Another ethical dilemma:
Cremation vs burial. Cremation vs burial when the family doesn't have the additional funds and/or preparation to do a burial. In the case of cremation: ethical distinctions between urn burial/entombment in a columbarium (where the ashes stay together), vs keeping the urn on the mantle, vs placing ashes in a shared urn, vs scattering of ashes? What compromises are more or less acceptable to prevent or settle a family dispute over what to do with remains?
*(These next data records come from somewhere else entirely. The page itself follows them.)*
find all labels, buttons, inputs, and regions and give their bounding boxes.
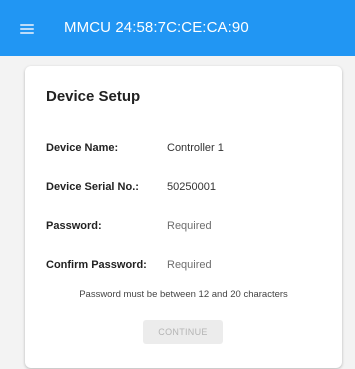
app-bar: MMCU 24:58:7C:CE:CA:90	[0, 0, 355, 56]
serial-number-label: Device Serial No.:	[46, 181, 139, 193]
device-setup-card: Device Setup Device Name: Controller 1 D…	[25, 66, 342, 368]
confirm-password-label: Confirm Password:	[46, 259, 147, 271]
device-name-field[interactable]: Controller 1	[167, 142, 224, 154]
device-name-label: Device Name:	[46, 142, 119, 154]
app-title: MMCU 24:58:7C:CE:CA:90	[64, 19, 249, 36]
serial-number-value: 50250001	[167, 181, 216, 193]
card-title: Device Setup	[46, 88, 141, 105]
continue-button[interactable]: CONTINUE	[143, 320, 223, 344]
confirm-password-field[interactable]: Required	[167, 259, 212, 271]
password-hint: Password must be between 12 and 20 chara…	[79, 289, 288, 300]
password-field[interactable]: Required	[167, 220, 212, 232]
password-label: Password:	[46, 220, 102, 232]
hamburger-menu-icon[interactable]	[20, 24, 34, 34]
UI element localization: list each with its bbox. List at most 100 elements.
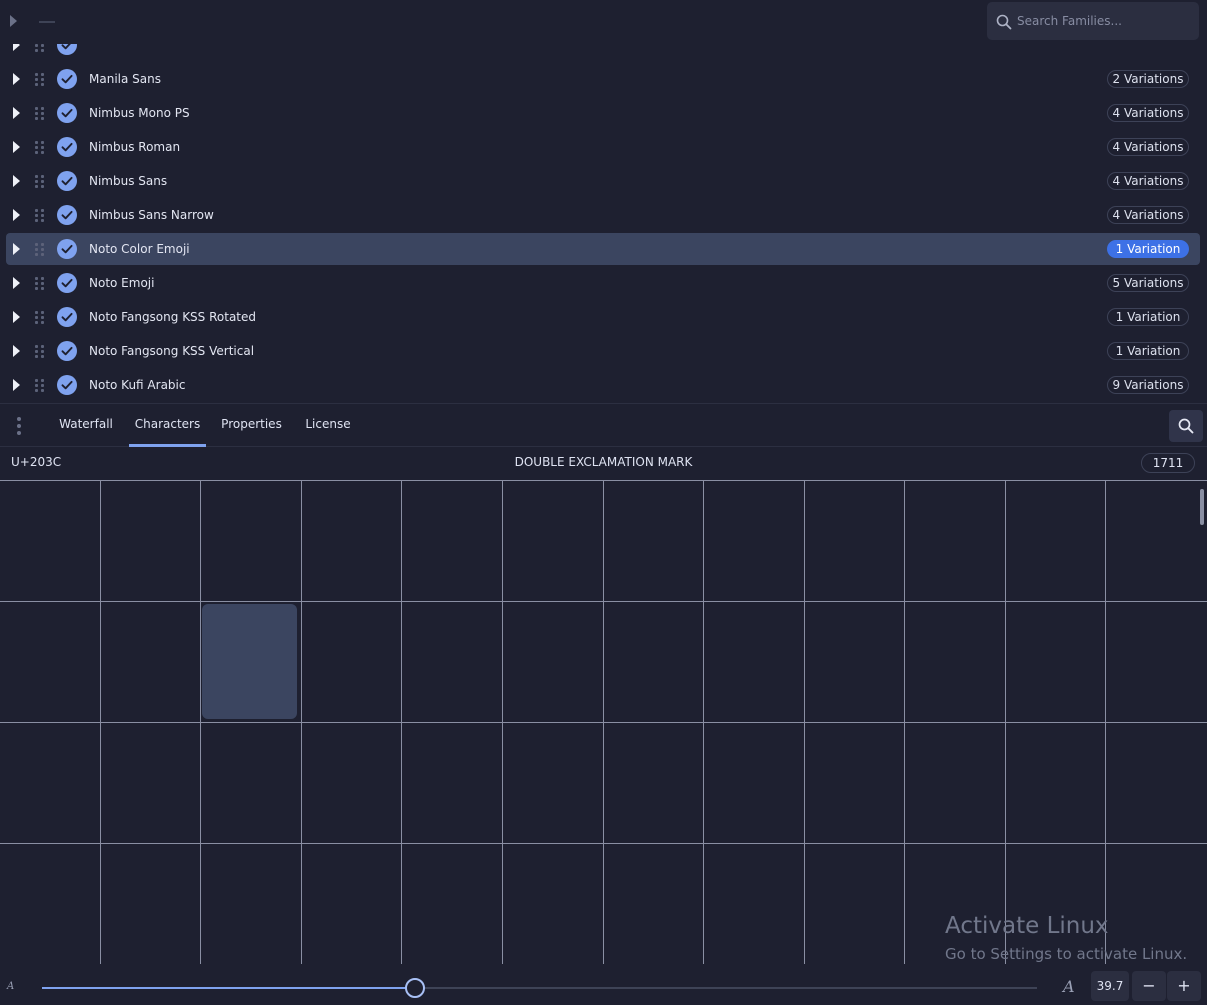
drag-handle-icon[interactable] — [35, 345, 44, 358]
check-circle-icon[interactable] — [57, 307, 77, 327]
check-circle-icon[interactable] — [57, 44, 77, 55]
activate-linux-watermark: Activate Linux Go to Settings to activat… — [945, 913, 1187, 964]
triangle-right-icon[interactable] — [13, 44, 20, 51]
grid-column-divider — [301, 481, 302, 964]
grid-column-divider — [804, 481, 805, 964]
drag-handle-icon[interactable] — [35, 311, 44, 324]
family-row[interactable]: Noto Emoji 5 Variations — [6, 267, 1200, 299]
drag-handle-icon[interactable] — [35, 243, 44, 256]
family-row[interactable]: Nimbus Sans Narrow 4 Variations — [6, 199, 1200, 231]
check-circle-icon[interactable] — [57, 341, 77, 361]
tab-properties[interactable]: Properties — [216, 404, 287, 447]
grid-column-divider — [1005, 481, 1006, 964]
drag-handle-icon[interactable] — [35, 277, 44, 290]
selected-glyph-cell[interactable] — [202, 604, 297, 719]
variation-count-badge: 1 Variation — [1107, 342, 1189, 360]
family-row[interactable]: Noto Fangsong KSS Vertical 1 Variation — [6, 335, 1200, 367]
triangle-right-icon[interactable] — [13, 107, 20, 119]
family-name: Noto Emoji — [89, 276, 155, 290]
family-name: Nimbus Sans — [89, 174, 168, 188]
slider-handle[interactable] — [405, 978, 425, 998]
variation-count-badge: 1 Variation — [1107, 308, 1189, 326]
check-circle-icon[interactable] — [57, 273, 77, 293]
triangle-right-icon[interactable] — [13, 277, 20, 289]
drag-handle-icon[interactable] — [35, 379, 44, 392]
watermark-title: Activate Linux — [945, 913, 1109, 939]
grid-column-divider — [603, 481, 604, 964]
family-row[interactable]: Nimbus Mono PS 4 Variations — [6, 97, 1200, 129]
search-icon — [1178, 418, 1194, 434]
triangle-right-icon[interactable] — [13, 209, 20, 221]
triangle-right-icon[interactable] — [13, 379, 20, 391]
large-size-glyph: A — [1063, 977, 1075, 996]
family-search-input[interactable] — [1017, 2, 1193, 40]
family-row[interactable] — [6, 44, 1200, 61]
decrease-size-button[interactable]: − — [1132, 971, 1166, 1001]
triangle-right-icon[interactable] — [13, 243, 20, 255]
vertical-dots-icon[interactable] — [17, 417, 21, 435]
family-name: Noto Kufi Arabic — [89, 378, 186, 392]
variation-count-badge: 1 Variation — [1107, 240, 1189, 258]
variation-count-badge: 4 Variations — [1107, 138, 1189, 156]
variation-count-badge: 5 Variations — [1107, 274, 1189, 292]
family-row[interactable]: Noto Color Emoji 1 Variation — [6, 233, 1200, 265]
family-row[interactable]: Noto Fangsong KSS Rotated 1 Variation — [6, 301, 1200, 333]
check-circle-icon[interactable] — [57, 171, 77, 191]
drag-handle-icon[interactable] — [35, 73, 44, 86]
increase-size-button[interactable]: + — [1167, 971, 1201, 1001]
grid-column-divider — [502, 481, 503, 964]
font-manager-window: Manila Sans 2 Variations Nimbus Mono PS 4 V… — [0, 0, 1207, 1005]
collapse-all-icon[interactable] — [39, 21, 55, 23]
slider-fill — [42, 987, 415, 989]
grid-column-divider — [904, 481, 905, 964]
check-circle-icon[interactable] — [57, 239, 77, 259]
family-name: Manila Sans — [89, 72, 161, 86]
triangle-right-icon[interactable] — [13, 311, 20, 323]
grid-scrollbar[interactable] — [1200, 489, 1204, 525]
family-row[interactable]: Noto Kufi Arabic 9 Variations — [6, 369, 1200, 401]
glyph-grid[interactable]: Activate Linux Go to Settings to activat… — [0, 480, 1207, 964]
family-name: Noto Fangsong KSS Vertical — [89, 344, 255, 358]
preview-size-input[interactable] — [1091, 971, 1129, 1001]
drag-handle-icon[interactable] — [35, 107, 44, 120]
variation-count-badge: 9 Variations — [1107, 376, 1189, 394]
check-circle-icon[interactable] — [57, 103, 77, 123]
grid-column-divider — [1105, 481, 1106, 964]
variation-count-badge: 4 Variations — [1107, 104, 1189, 122]
drag-handle-icon[interactable] — [35, 141, 44, 154]
triangle-right-icon[interactable] — [13, 345, 20, 357]
triangle-right-icon[interactable] — [13, 73, 20, 85]
character-search-button[interactable] — [1169, 410, 1203, 442]
family-row[interactable]: Nimbus Roman 4 Variations — [6, 131, 1200, 163]
tab-waterfall[interactable]: Waterfall — [53, 404, 119, 447]
grid-column-divider — [703, 481, 704, 964]
grid-column-divider — [401, 481, 402, 964]
header-bar — [0, 0, 1207, 44]
family-name: Nimbus Sans Narrow — [89, 208, 214, 222]
grid-column-divider — [100, 481, 101, 964]
family-row[interactable]: Manila Sans 2 Variations — [6, 63, 1200, 95]
drag-handle-icon[interactable] — [35, 175, 44, 188]
triangle-right-icon[interactable] — [13, 141, 20, 153]
check-circle-icon[interactable] — [57, 137, 77, 157]
check-circle-icon[interactable] — [57, 375, 77, 395]
preview-size-slider[interactable] — [42, 978, 1037, 998]
expand-all-icon[interactable] — [10, 15, 17, 27]
tab-characters[interactable]: Characters — [129, 404, 206, 447]
tab-license[interactable]: License — [299, 404, 357, 447]
check-circle-icon[interactable] — [57, 69, 77, 89]
glyph-codepoint: U+203C — [11, 455, 62, 469]
family-list: Manila Sans 2 Variations Nimbus Mono PS 4 V… — [0, 44, 1207, 403]
check-circle-icon[interactable] — [57, 205, 77, 225]
family-name: Noto Color Emoji — [89, 242, 190, 256]
drag-handle-icon[interactable] — [35, 44, 44, 52]
glyph-name: DOUBLE EXCLAMATION MARK — [514, 455, 693, 469]
family-search-box[interactable] — [987, 2, 1199, 40]
watermark-subtitle: Go to Settings to activate Linux. — [945, 945, 1188, 963]
triangle-right-icon[interactable] — [13, 175, 20, 187]
glyph-info-bar: DOUBLE EXCLAMATION MARK U+203C 1711 — [0, 447, 1207, 480]
variation-count-badge: 2 Variations — [1107, 70, 1189, 88]
drag-handle-icon[interactable] — [35, 209, 44, 222]
family-row[interactable]: Nimbus Sans 4 Variations — [6, 165, 1200, 197]
grid-column-divider — [200, 481, 201, 964]
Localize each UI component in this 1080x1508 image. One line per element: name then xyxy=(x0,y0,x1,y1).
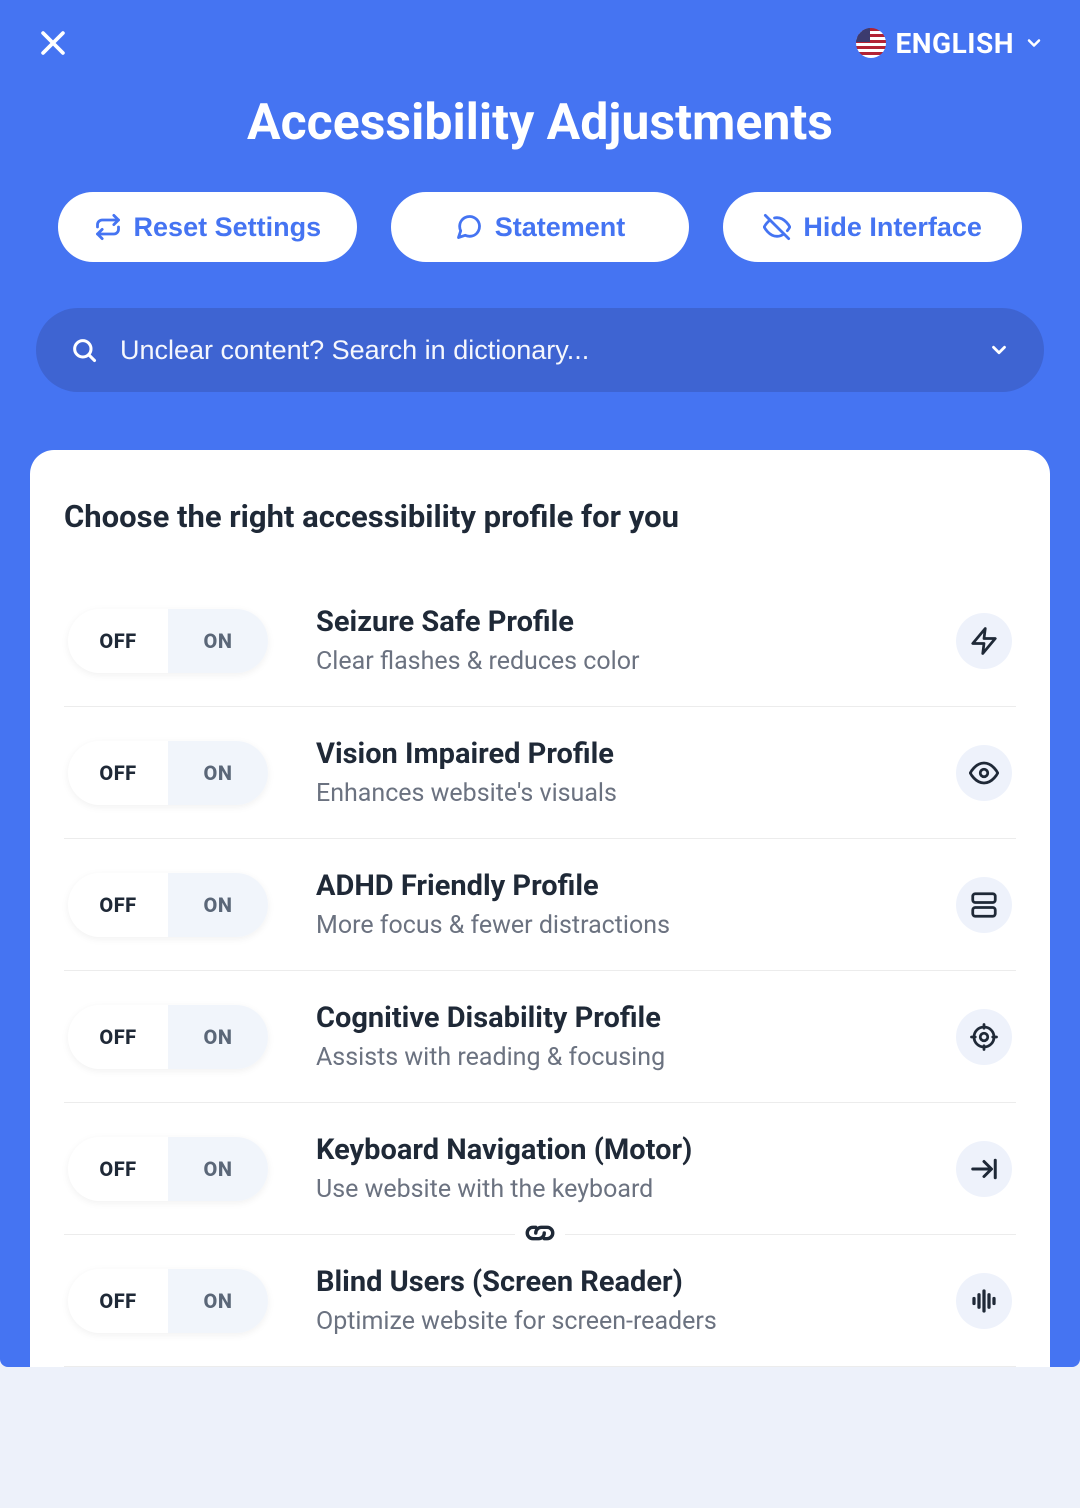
statement-label: Statement xyxy=(495,212,626,243)
hide-icon xyxy=(763,213,791,241)
profile-text: Keyboard Navigation (Motor) Use website … xyxy=(316,1133,908,1204)
profile-title: Keyboard Navigation (Motor) xyxy=(316,1133,908,1167)
profile-text: ADHD Friendly Profile More focus & fewer… xyxy=(316,869,908,940)
profile-description: More focus & fewer distractions xyxy=(316,911,908,940)
profile-toggle[interactable]: OFF ON xyxy=(68,873,268,937)
split-icon xyxy=(956,877,1012,933)
bolt-icon xyxy=(956,613,1012,669)
profile-description: Use website with the keyboard xyxy=(316,1175,908,1204)
chevron-down-icon xyxy=(988,339,1010,361)
toggle-off-label: OFF xyxy=(68,893,168,917)
profile-row: OFF ON ADHD Friendly Profile More focus … xyxy=(64,839,1016,971)
profile-toggle[interactable]: OFF ON xyxy=(68,741,268,805)
profile-title: Vision Impaired Profile xyxy=(316,737,908,771)
action-row: Reset Settings Statement Hide Interface xyxy=(0,192,1080,308)
close-icon[interactable] xyxy=(36,26,70,60)
profile-toggle[interactable]: OFF ON xyxy=(68,609,268,673)
toggle-off-label: OFF xyxy=(68,1289,168,1313)
dictionary-search[interactable] xyxy=(36,308,1044,392)
search-input[interactable] xyxy=(120,335,966,366)
profile-toggle[interactable]: OFF ON xyxy=(68,1005,268,1069)
profile-description: Enhances website's visuals xyxy=(316,779,908,808)
topbar: ENGLISH xyxy=(0,0,1080,68)
statement-icon xyxy=(455,213,483,241)
toggle-off-label: OFF xyxy=(68,1025,168,1049)
profile-title: Blind Users (Screen Reader) xyxy=(316,1265,908,1299)
language-label: ENGLISH xyxy=(896,27,1014,60)
profile-title: Seizure Safe Profile xyxy=(316,605,908,639)
profile-toggle[interactable]: OFF ON xyxy=(68,1137,268,1201)
reset-label: Reset Settings xyxy=(134,212,322,243)
tab-icon xyxy=(956,1141,1012,1197)
profile-toggle[interactable]: OFF ON xyxy=(68,1269,268,1333)
profile-text: Blind Users (Screen Reader) Optimize web… xyxy=(316,1265,908,1336)
sound-icon xyxy=(956,1273,1012,1329)
us-flag-icon xyxy=(856,28,886,58)
toggle-on-label: ON xyxy=(168,761,268,785)
target-icon xyxy=(956,1009,1012,1065)
panel-title: Accessibility Adjustments xyxy=(0,68,1080,192)
profiles-card: Choose the right accessibility profile f… xyxy=(30,450,1050,1367)
reset-icon xyxy=(94,213,122,241)
profile-text: Cognitive Disability Profile Assists wit… xyxy=(316,1001,908,1072)
chevron-down-icon xyxy=(1024,33,1044,53)
toggle-on-label: ON xyxy=(168,1289,268,1313)
profile-description: Optimize website for screen-readers xyxy=(316,1307,908,1336)
profile-row: OFF ON Blind Users (Screen Reader) Optim… xyxy=(64,1235,1016,1367)
profile-row: OFF ON Cognitive Disability Profile Assi… xyxy=(64,971,1016,1103)
language-selector[interactable]: ENGLISH xyxy=(856,27,1044,60)
reset-settings-button[interactable]: Reset Settings xyxy=(58,192,357,262)
profiles-list: OFF ON Seizure Safe Profile Clear flashe… xyxy=(64,579,1016,1367)
toggle-off-label: OFF xyxy=(68,761,168,785)
toggle-on-label: ON xyxy=(168,1025,268,1049)
toggle-on-label: ON xyxy=(168,893,268,917)
profile-description: Assists with reading & focusing xyxy=(316,1043,908,1072)
toggle-off-label: OFF xyxy=(68,1157,168,1181)
card-heading: Choose the right accessibility profile f… xyxy=(64,498,1016,535)
profile-row: OFF ON Keyboard Navigation (Motor) Use w… xyxy=(64,1103,1016,1235)
toggle-on-label: ON xyxy=(168,629,268,653)
hide-interface-button[interactable]: Hide Interface xyxy=(723,192,1022,262)
profile-title: ADHD Friendly Profile xyxy=(316,869,908,903)
eye-icon xyxy=(956,745,1012,801)
toggle-on-label: ON xyxy=(168,1157,268,1181)
profile-text: Vision Impaired Profile Enhances website… xyxy=(316,737,908,808)
profile-text: Seizure Safe Profile Clear flashes & red… xyxy=(316,605,908,676)
profile-description: Clear flashes & reduces color xyxy=(316,647,908,676)
toggle-off-label: OFF xyxy=(68,629,168,653)
search-icon xyxy=(70,336,98,364)
hide-label: Hide Interface xyxy=(803,212,982,243)
profile-row: OFF ON Seizure Safe Profile Clear flashe… xyxy=(64,579,1016,707)
accessibility-panel: ENGLISH Accessibility Adjustments Reset … xyxy=(0,0,1080,1367)
profile-title: Cognitive Disability Profile xyxy=(316,1001,908,1035)
statement-button[interactable]: Statement xyxy=(391,192,690,262)
profile-row: OFF ON Vision Impaired Profile Enhances … xyxy=(64,707,1016,839)
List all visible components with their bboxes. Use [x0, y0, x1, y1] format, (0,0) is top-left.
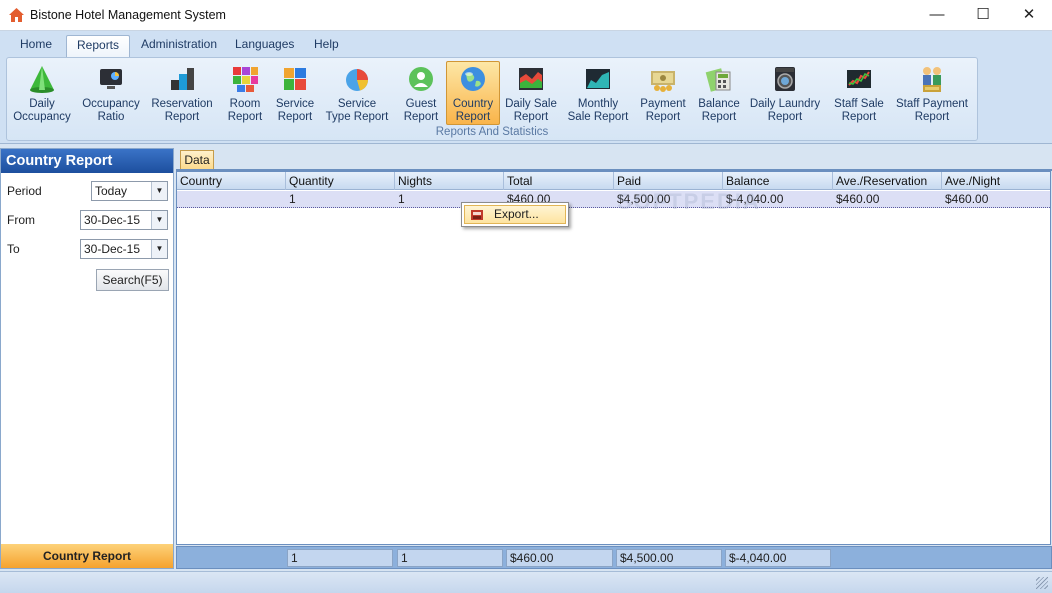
balance-report-button[interactable]: Balance Report — [695, 61, 743, 125]
search-button[interactable]: Search(F5) — [96, 269, 169, 291]
pie-chart-icon — [346, 69, 368, 91]
watermark: SOFTPEDIA — [617, 189, 761, 214]
staff-payment-report-button[interactable]: Staff Payment Report — [893, 61, 971, 125]
context-menu: Export... — [461, 202, 569, 227]
cell-country[interactable] — [177, 191, 286, 208]
to-date-value: 30-Dec-15 — [84, 242, 141, 256]
from-row: From 30-Dec-15 ▼ — [1, 210, 173, 232]
left-panel: Country Report Period Today ▼ From 30-De… — [0, 148, 174, 569]
ribbon: Home Reports Administration Languages He… — [0, 31, 1052, 144]
monitor-chart-icon — [100, 69, 122, 89]
panel-footer-button[interactable]: Country Report — [1, 544, 173, 568]
payment-report-button[interactable]: Payment Report — [637, 61, 689, 125]
to-date-picker[interactable]: 30-Dec-15 ▼ — [80, 239, 168, 259]
tab-home[interactable]: Home — [10, 35, 62, 56]
chevron-down-icon[interactable]: ▼ — [151, 240, 167, 258]
house-icon — [9, 8, 24, 22]
country-report-button[interactable]: Country Report — [446, 61, 500, 125]
summary-paid: $4,500.00 — [616, 549, 722, 567]
summary-total: $460.00 — [506, 549, 613, 567]
cell-quantity[interactable]: 1 — [286, 191, 395, 208]
export-label: Export... — [494, 207, 539, 221]
minimize-button[interactable]: — — [914, 0, 960, 31]
summary-quantity: 1 — [287, 549, 393, 567]
staff-money-icon — [923, 67, 941, 92]
calculator-icon — [705, 68, 731, 92]
monthly-chart-icon — [586, 69, 610, 89]
summary-row: 1 1 $460.00 $4,500.00 $-4,040.00 — [176, 546, 1052, 569]
status-bar — [0, 571, 1052, 593]
data-grid[interactable]: Country Quantity Nights Total Paid Balan… — [176, 171, 1051, 545]
grid-header: Country Quantity Nights Total Paid Balan… — [177, 172, 1050, 190]
occupancy-ratio-button[interactable]: Occupancy Ratio — [79, 61, 143, 125]
tab-languages[interactable]: Languages — [225, 35, 304, 56]
guest-report-button[interactable]: Guest Report — [397, 61, 445, 125]
title-bar: Bistone Hotel Management System — ☐ ✕ — [0, 0, 1052, 31]
tab-reports[interactable]: Reports — [66, 35, 131, 57]
service-report-button[interactable]: Service Report — [271, 61, 319, 125]
main-area: Data Country Quantity Nights Total Paid … — [176, 148, 1052, 569]
summary-balance: $-4,040.00 — [725, 549, 831, 567]
export-icon — [471, 210, 483, 220]
group-caption: Reports And Statistics — [435, 126, 549, 138]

Or, you know, the big globally ambient ethical dilemma that's being discussed in other threads.
 
Thank you all. I'm thinking end of life issues would be a good topic since it's obviously something many of us have to face at some point and I don't think I have a good enough handle on it to helpfully and biblically guide parishioners through it at this point. It would be good for me to think through it carefully outside of the pressure of a specific tragedy/situation.

But this is helpful, if others have additional thoughts (or different ideas) I would love to hear them.
 
Here is a foundational question at the heart of most ethical dilemmas: what is a human person?

Don't rush past that question. There is a temptation to define personhood in functionalist terms. Once you do that, there is no logical reason to oppose abortion and infanticide.